In the case of preparing the initial state, a single-determinant Hartree-Fock(HF) state serves as a good initial approximation, as it provides a reasonable starting point with a relatively large overlap with the actual ground state. 

In [None]:
"""
TODO: Perform HF into this section to prepare the initial state of each
electronic hamiltonian to perform QPE for GSEE. 
"""

Once the initial state has been prepared, we can now perform Quantum Phase Estimation to estimate the ground state energy of each electronic hamiltonian. Currently we are using a short evolution time and a second order trotterization with a single step. We will use scaling arguments to determine the final resources since generating the full circuit for a large number of trotter steps with many bits of precision is quite costly.
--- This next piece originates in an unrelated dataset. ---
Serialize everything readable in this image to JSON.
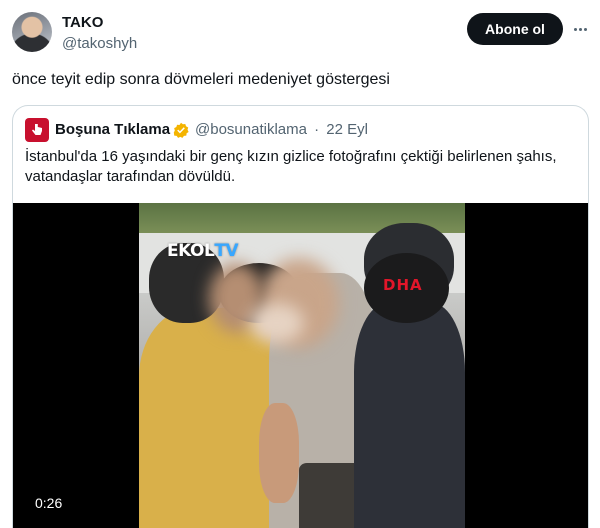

Once we have the GSEE circuit to estimate the ground state energy of the electronic hamiltonian, we convert the GSEE circuit to a Clifford + T circuit to grab resource estimates from. The generated JSON files containing the subcircuit resource estimates will be written to disk. 

In [98]:
E_min = -4000
E_max = -3000
omega = E_max - E_min
t = 2*np.pi/omega
phase_offset = E_max * t
trotter_order = 2
trotter_steps = 1
bits_precision = 1
gse_args = {
    'trotterize' : True,
    'ev_time'    : 1,
    'trot_ord'   : trotter_order,
    'trot_num'   : trotter_steps
}

for idx, molecular_hamiltonian in enumerate(molecular_hamiltonians):
    
    n_qubits = molecular_hamiltonian.n_qubits
    # note that we would actually like within chemical precision
    # which should take > 10 bits of precision, it just takes a 
    # really long time to run so a scaling argument will be needed

    gse_args['mol_ham'] = molecular_hamiltonian
    init_state = [0] * n_qubits
    
    t0 = time.perf_counter()
    gse_inst = PhaseEstimation(
        precision_order=bits_precision,
        init_state=init_state,
        phase_offset=phase_offset,
        include_classical_bits=False,
        kwargs=gse_args
    )
    gse_inst.generate_circuit()
    t1 = time.perf_counter()
    print(f'Co4O4 time to generate high level number : {t1 - t0}')
    gse_circuit = gse_inst.pe_circuit
    
    t0 = time.perf_counter()
    circuit_estimate(gse_circuit,
                     outdir='GSE/',
                     circuit_name=f'Co4O4_{idx}',
                     trotter_steps=trotter_steps,
                     write_circuits=True
                     )
    t1 = time.perf_counter()
    print(f'Time to estimate Co4O4: {t1-t0}')

starting
Co4O4 time to generate high level number : 7.084446292021312
Estimating Co4O4 circuit {i}
   Time to decompose high level <class 'cirq.ops.common_gates.HPowGate circuit: 0.00013062497600913048 seconds 
   Time to transform decomposed <class 'cirq.ops.common_gates.HPowGate circuit to Clifford+T: 2.320797648280859e-05 seconds
   Time to decompose high level <class 'cirq.ops.identity.IdentityGate circuit: 4.112499300390482e-05 seconds 
   Time to transform decomposed <class 'cirq.ops.identity.IdentityGate circuit to Clifford+T: 3.00002284348011e-06 seconds
   Time to decompose high level <class 'pyLIQTR.PhaseEstimation.pe_gates.PhaseOffset circuit: 0.00013041601050645113 seconds 
   Time to transform decomposed <class 'pyLIQTR.PhaseEstimation.pe_gates.PhaseOffset circuit to Clifford+T: 6.191595457494259e-05 seconds
   Time to decompose high level <class 'pyLIQTR.PhaseEstimation.pe_gates.Trotter_Unitary circuit: 1690.9945681659738 seconds 


In [7]:
t_end = time.perf_counter()
print(f'Total time to run through this notebook: {t_end-t_init}')

Total time to run through this notebook: 3867.341483874945